· 13 min read · ← All posts
Governance FREE-AI Compliance Multi-Agent AI

AI Governance: From Credential to Codebase

The field is becoming a profession. Certifications are landing, bodies of knowledge are crystallising. The harder question: what does AI governance look like when it actually ships?


The professionalisation moment

Something quiet is happening to AI governance. Over the last 18 months it has stopped being a section in a CISO’s annual report and started being a discipline — with bodies of knowledge, formal certifications, and (the surest sign of a real profession) a recognisable career path.

The IAPP — best known for the CIPP family of privacy certifications — launched the Artificial Intelligence Governance Professional (AIGP) credential. Its body of knowledge has four pillars:

  1. Foundations of AI governance
  2. Laws, standards and frameworks that apply to AI
  3. Governing AI development
  4. Governing AI deployment and use

That’s a remarkable shift in framing. AI governance is no longer “a thing the legal team helps with.” It’s a defined practice with assessable competencies. The four pillars are exactly the right four.

But the credential answers one question — does this professional understand the principles — and not the other one — does the organisation they work for actually live by them. The gap between knowing what governance should look like and shipping a system that embodies it is where most teams fail.

This article is about closing that gap. For each of the four pillars, I’ll show what the principle is — and what it looks like when it lands in a codebase, with concrete patterns from a multi-agent financial assistant we built called Genie.

The TL;DR: AI governance is what you ship, not what you know. Both halves matter.


Pillar I — Foundations: define what AI governance even means

The first pillar of any AI governance practice is having a clear answer to two questions: what is AI in your context, and what does “good governance” of it mean for your organisation?

These sound philosophical. They’re load-bearing.
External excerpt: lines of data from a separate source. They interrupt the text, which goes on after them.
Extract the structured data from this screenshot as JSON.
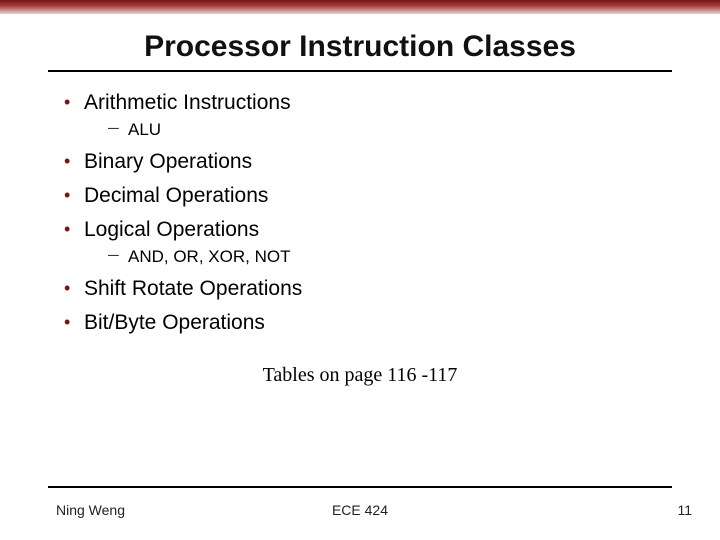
{
  "title": "Processor Instruction Classes",
  "bullets": {
    "b0": "Arithmetic Instructions",
    "b0_sub0": "ALU",
    "b1": "Binary Operations",
    "b2": "Decimal Operations",
    "b3": "Logical Operations",
    "b3_sub0": "AND, OR, XOR, NOT",
    "b4": "Shift Rotate Operations",
    "b5": "Bit/Byte Operations"
  },
  "note": "Tables on page 116 -117",
  "footer": {
    "left": "Ning Weng",
    "center": "ECE 424",
    "right": "11"
  },
  "colors": {
    "accent": "#7a1414"
  }
}
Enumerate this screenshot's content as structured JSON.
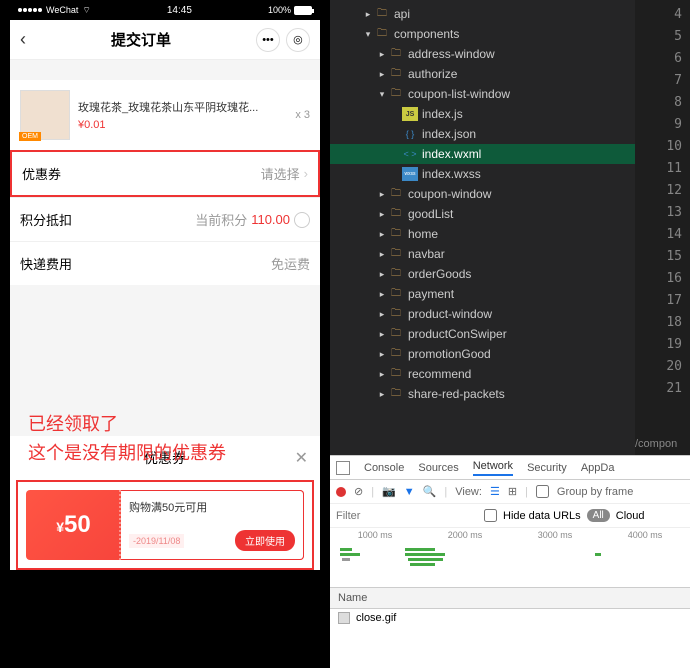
{
  "phone": {
    "status": {
      "carrier": "WeChat",
      "time": "14:45",
      "battery": "100%"
    },
    "nav": {
      "title": "提交订单",
      "back": "‹",
      "more": "•••",
      "target": "◎"
    },
    "product": {
      "name": "玫瑰花茶_玫瑰花茶山东平阴玫瑰花...",
      "price": "¥0.01",
      "qty": "x 3",
      "badge": "OEM"
    },
    "rows": {
      "coupon": {
        "label": "优惠券",
        "value": "请选择",
        "arrow": "›"
      },
      "points": {
        "label": "积分抵扣",
        "prefix": "当前积分",
        "value": "110.00"
      },
      "shipping": {
        "label": "快递费用",
        "value": "免运费"
      }
    },
    "modal": {
      "title": "优惠券",
      "close": "✕",
      "coupon": {
        "amount": "50",
        "yen": "¥",
        "desc": "购物满50元可用",
        "date": "-2019/11/08",
        "btn": "立即使用"
      }
    },
    "annotation": {
      "line1": "已经领取了",
      "line2": "这个是没有期限的优惠券"
    }
  },
  "tree": {
    "items": [
      {
        "depth": 2,
        "arrow": "▸",
        "icon": "folder",
        "label": "api"
      },
      {
        "depth": 2,
        "arrow": "▾",
        "icon": "folder",
        "label": "components"
      },
      {
        "depth": 3,
        "arrow": "▸",
        "icon": "folder",
        "label": "address-window"
      },
      {
        "depth": 3,
        "arrow": "▸",
        "icon": "folder",
        "label": "authorize"
      },
      {
        "depth": 3,
        "arrow": "▾",
        "icon": "folder",
        "label": "coupon-list-window"
      },
      {
        "depth": 4,
        "arrow": "",
        "icon": "js",
        "label": "index.js"
      },
      {
        "depth": 4,
        "arrow": "",
        "icon": "json",
        "label": "index.json"
      },
      {
        "depth": 4,
        "arrow": "",
        "icon": "wxml",
        "label": "index.wxml",
        "selected": true
      },
      {
        "depth": 4,
        "arrow": "",
        "icon": "wxss",
        "label": "index.wxss"
      },
      {
        "depth": 3,
        "arrow": "▸",
        "icon": "folder",
        "label": "coupon-window"
      },
      {
        "depth": 3,
        "arrow": "▸",
        "icon": "folder",
        "label": "goodList"
      },
      {
        "depth": 3,
        "arrow": "▸",
        "icon": "folder",
        "label": "home"
      },
      {
        "depth": 3,
        "arrow": "▸",
        "icon": "folder",
        "label": "navbar"
      },
      {
        "depth": 3,
        "arrow": "▸",
        "icon": "folder",
        "label": "orderGoods"
      },
      {
        "depth": 3,
        "arrow": "▸",
        "icon": "folder",
        "label": "payment"
      },
      {
        "depth": 3,
        "arrow": "▸",
        "icon": "folder",
        "label": "product-window"
      },
      {
        "depth": 3,
        "arrow": "▸",
        "icon": "folder",
        "label": "productConSwiper"
      },
      {
        "depth": 3,
        "arrow": "▸",
        "icon": "folder",
        "label": "promotionGood"
      },
      {
        "depth": 3,
        "arrow": "▸",
        "icon": "folder",
        "label": "recommend"
      },
      {
        "depth": 3,
        "arrow": "▸",
        "icon": "folder",
        "label": "share-red-packets"
      }
    ]
  },
  "linenums": [
    "4",
    "5",
    "6",
    "7",
    "8",
    "9",
    "10",
    "11",
    "12",
    "13",
    "14",
    "15",
    "16",
    "17",
    "18",
    "19",
    "20",
    "21"
  ],
  "breadcrumb": "/compon",
  "devtools": {
    "tabs": [
      "Console",
      "Sources",
      "Network",
      "Security",
      "AppDa"
    ],
    "activeTab": "Network",
    "view": "View:",
    "groupByFrame": "Group by frame",
    "filter": "Filter",
    "hideData": "Hide data URLs",
    "all": "All",
    "cloud": "Cloud",
    "timeline": [
      "1000 ms",
      "2000 ms",
      "3000 ms",
      "4000 ms"
    ],
    "nameHeader": "Name",
    "file": "close.gif"
  }
}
If “AI” includes traditional ML models, your governance perimeter is much larger than if it covers only LLM-based agents. If “good governance” means “we have a policy document,” you’re at a different maturity level than if it means “every AI-driven action is auditable to a specific named rule and a specific commit hash.”
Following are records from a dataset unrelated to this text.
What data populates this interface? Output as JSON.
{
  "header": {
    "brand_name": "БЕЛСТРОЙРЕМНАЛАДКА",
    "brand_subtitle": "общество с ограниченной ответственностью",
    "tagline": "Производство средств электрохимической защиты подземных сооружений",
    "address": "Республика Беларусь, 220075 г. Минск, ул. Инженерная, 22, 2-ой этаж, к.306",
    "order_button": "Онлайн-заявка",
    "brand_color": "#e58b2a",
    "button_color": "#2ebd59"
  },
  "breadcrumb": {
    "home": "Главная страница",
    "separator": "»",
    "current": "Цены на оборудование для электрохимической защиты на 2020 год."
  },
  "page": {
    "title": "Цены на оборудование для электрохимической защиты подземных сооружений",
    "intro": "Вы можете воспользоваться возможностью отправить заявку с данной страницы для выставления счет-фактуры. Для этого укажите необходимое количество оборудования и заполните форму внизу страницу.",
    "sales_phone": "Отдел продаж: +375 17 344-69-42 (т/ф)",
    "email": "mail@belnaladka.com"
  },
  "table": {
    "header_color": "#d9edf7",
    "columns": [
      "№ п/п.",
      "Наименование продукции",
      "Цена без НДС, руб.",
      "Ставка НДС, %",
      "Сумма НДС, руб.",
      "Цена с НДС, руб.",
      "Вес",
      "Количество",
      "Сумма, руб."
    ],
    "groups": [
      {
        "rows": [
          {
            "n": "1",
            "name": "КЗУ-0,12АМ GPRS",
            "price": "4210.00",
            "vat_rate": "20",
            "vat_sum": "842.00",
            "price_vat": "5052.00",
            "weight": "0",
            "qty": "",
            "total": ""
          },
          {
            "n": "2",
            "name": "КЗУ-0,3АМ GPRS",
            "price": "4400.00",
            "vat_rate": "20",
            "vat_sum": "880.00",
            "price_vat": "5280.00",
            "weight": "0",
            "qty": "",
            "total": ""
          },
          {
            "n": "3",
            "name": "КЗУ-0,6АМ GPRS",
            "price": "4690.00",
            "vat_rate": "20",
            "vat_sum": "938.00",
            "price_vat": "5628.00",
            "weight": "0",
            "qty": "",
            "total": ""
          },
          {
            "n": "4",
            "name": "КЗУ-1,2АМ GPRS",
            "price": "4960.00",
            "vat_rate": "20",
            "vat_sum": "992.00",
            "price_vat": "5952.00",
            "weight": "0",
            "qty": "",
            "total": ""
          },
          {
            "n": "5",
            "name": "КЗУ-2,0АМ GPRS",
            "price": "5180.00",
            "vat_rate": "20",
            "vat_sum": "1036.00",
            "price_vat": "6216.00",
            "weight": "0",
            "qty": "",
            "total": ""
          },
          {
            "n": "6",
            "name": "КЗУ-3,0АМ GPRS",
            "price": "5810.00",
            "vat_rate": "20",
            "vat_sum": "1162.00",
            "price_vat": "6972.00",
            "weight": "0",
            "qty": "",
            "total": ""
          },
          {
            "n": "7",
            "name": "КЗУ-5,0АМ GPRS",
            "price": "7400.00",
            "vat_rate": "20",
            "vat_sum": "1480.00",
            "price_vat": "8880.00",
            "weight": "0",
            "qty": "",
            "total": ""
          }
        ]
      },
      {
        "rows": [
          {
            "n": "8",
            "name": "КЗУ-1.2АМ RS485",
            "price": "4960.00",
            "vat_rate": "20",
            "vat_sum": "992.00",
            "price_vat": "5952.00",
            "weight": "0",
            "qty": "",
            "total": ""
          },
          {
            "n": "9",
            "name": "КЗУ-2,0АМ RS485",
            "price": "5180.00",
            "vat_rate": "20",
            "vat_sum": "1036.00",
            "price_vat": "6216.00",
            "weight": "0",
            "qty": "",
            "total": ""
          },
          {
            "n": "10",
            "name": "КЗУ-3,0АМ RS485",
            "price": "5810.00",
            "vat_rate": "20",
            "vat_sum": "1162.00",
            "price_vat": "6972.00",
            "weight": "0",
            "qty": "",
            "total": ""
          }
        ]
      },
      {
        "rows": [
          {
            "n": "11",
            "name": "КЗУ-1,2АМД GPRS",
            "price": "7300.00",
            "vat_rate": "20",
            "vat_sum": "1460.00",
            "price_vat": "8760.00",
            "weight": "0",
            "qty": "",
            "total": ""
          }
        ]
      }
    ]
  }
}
The principle: an organisation must define what AI governance means for it — usually as a set of guiding principles, a defined scope, and explicit decision authority.

What this looks like in a codebase:

Not a slide deck. A YAML file. A board-approved YAML file, with the principles named explicitly and version-controlled like the rest of the system.

For Genie, this is config/constitution.yaml and config/ai-policy.example.yaml:

# constitution.yaml — derived from RBI FREE-AI's 7 Sutras
principles:
  - "Trust is the Foundation"
  - "People First"
  - "Innovation over Restraint"
  - "Fairness and Equity"
  - "Accountability"
  - "Understandable by Design"
  - "Safety, Resilience, and Sustainability"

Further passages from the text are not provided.